He admits that a poem can contain “certain ‘innocent’ impure elements, which he called ‘prose,’ if the element, be it background or narrative, in Pottle’s words, “serves a structural purpose. Prose in a poem seems offensive to me when … the prosaisms are sharp, obvious, individual and ranked co-ordinately with the images.”[20]

I don’t know much about Warren but I do know he didn’t shy away from ugly subjects, for example:

In the last, far field, half-buried
In barberry bushes red-fruited, the thoroughbred
Lies dead, left foreleg shattered below knee,
A .30-30 in heart. In distance,
I now see gorged crows rise ragged in wind. The day
After death I had gone for farewell, and the eyes
Were already gone—that
The beneficent work of crows. Eyes gone,
The two-year-old could, of course, more readily see
Down the track of pure and eternal darkness.

A week later I couldn’t get close. The sweet stink
Had begun. That damned wagon mudhole
Hidden by leaves as we galloped—I found it.
Spat on it. As a child would. Next day
The buzzards. How beautiful in air!—carving
The slow, concentric, downward pattern of vortex, wing-glint
On wing-glint. From the house,
Now with glasses, I see
The squabble and pushing, the waggle of wattle-red heads.

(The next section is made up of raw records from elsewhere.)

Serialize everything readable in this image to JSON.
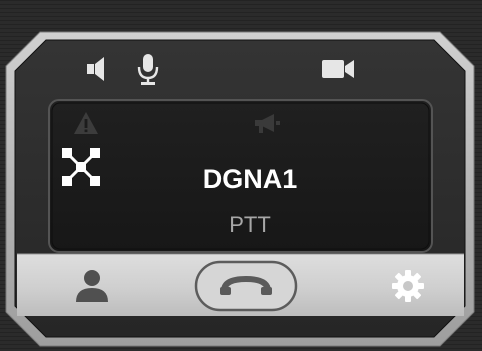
{
  "call_panel": {
    "group_name": "DGNA1",
    "mode": "PTT"
  },
  "icons": {
    "top": [
      "speaker-icon",
      "microphone-icon",
      "video-camera-icon"
    ],
    "status": [
      "warning-icon",
      "megaphone-icon",
      "group-node-icon"
    ],
    "bottom": [
      "user-icon",
      "hang-up-icon",
      "gear-icon"
    ]
  },
  "colors": {
    "frame_light": "#c9c9c9",
    "frame_dark": "#2e2e2e",
    "panel_background": "#1e1e1e",
    "text_primary": "#ffffff",
    "text_secondary": "#a7a7a7",
    "bottom_bar": "#d1d1d1",
    "bottom_icons": "#505050"
  }
}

(from ‘Dead Horse in Field’)

This is from a later poem from the collection, Rumour Verified: Poems, 1979-1980, a long time after his essay ‘Pure and Impure Poetry’ was published (1958) and an even longer time after he was associated with the Fugitives (practitioners and defenders of formal techniques in poetry) in the mid nineteen-twenties. So maybe, with age, his ideals have become less important to him. I don’t know; I don’t know the man.

Real chocolate

british chocolateThe problem with all of this is that we’re talking about something abstract: what exactly is poetry anyway? Let’s talk about chocolate instead. In Belgium and France chocolate isn't chocolate unless it is made exclusively with cocoa butter. This isn’t the case in the UK where manufacturers add a small amount (up to 5%) of noncocoa vegetable fat to their chocolate. For almost 30 years attempts to rename British chocolate (to Vegalate) or ban it outright were repeatedly and successfully fought. Ironic when you note that in 1847, the Fry's chocolate factory, located in Bristol, England, folded the first ever chocolate bar suitable for widespread consumption.

The thing is I’ve grown up with Cadbury, Mars, Rowntree's and other British confectioners. It was years and years before I ever tasted Belgian chocolate and I was not impressed. Now I could compare that to being brought up on a diet of books by angry young men and then being handed Proust. Just because Alan Sillitoe isn’t Proust doesn’t make him a bad writer; in fact I’d bet that Sillitoe sold a lot more in the 1950s than Proust (who only died six years before Sillitoe was born, incidentally) did. Times change, tastes change. Music now accommodates discords, art embraces non-figurative painting, and poetry has learned how to be ugly.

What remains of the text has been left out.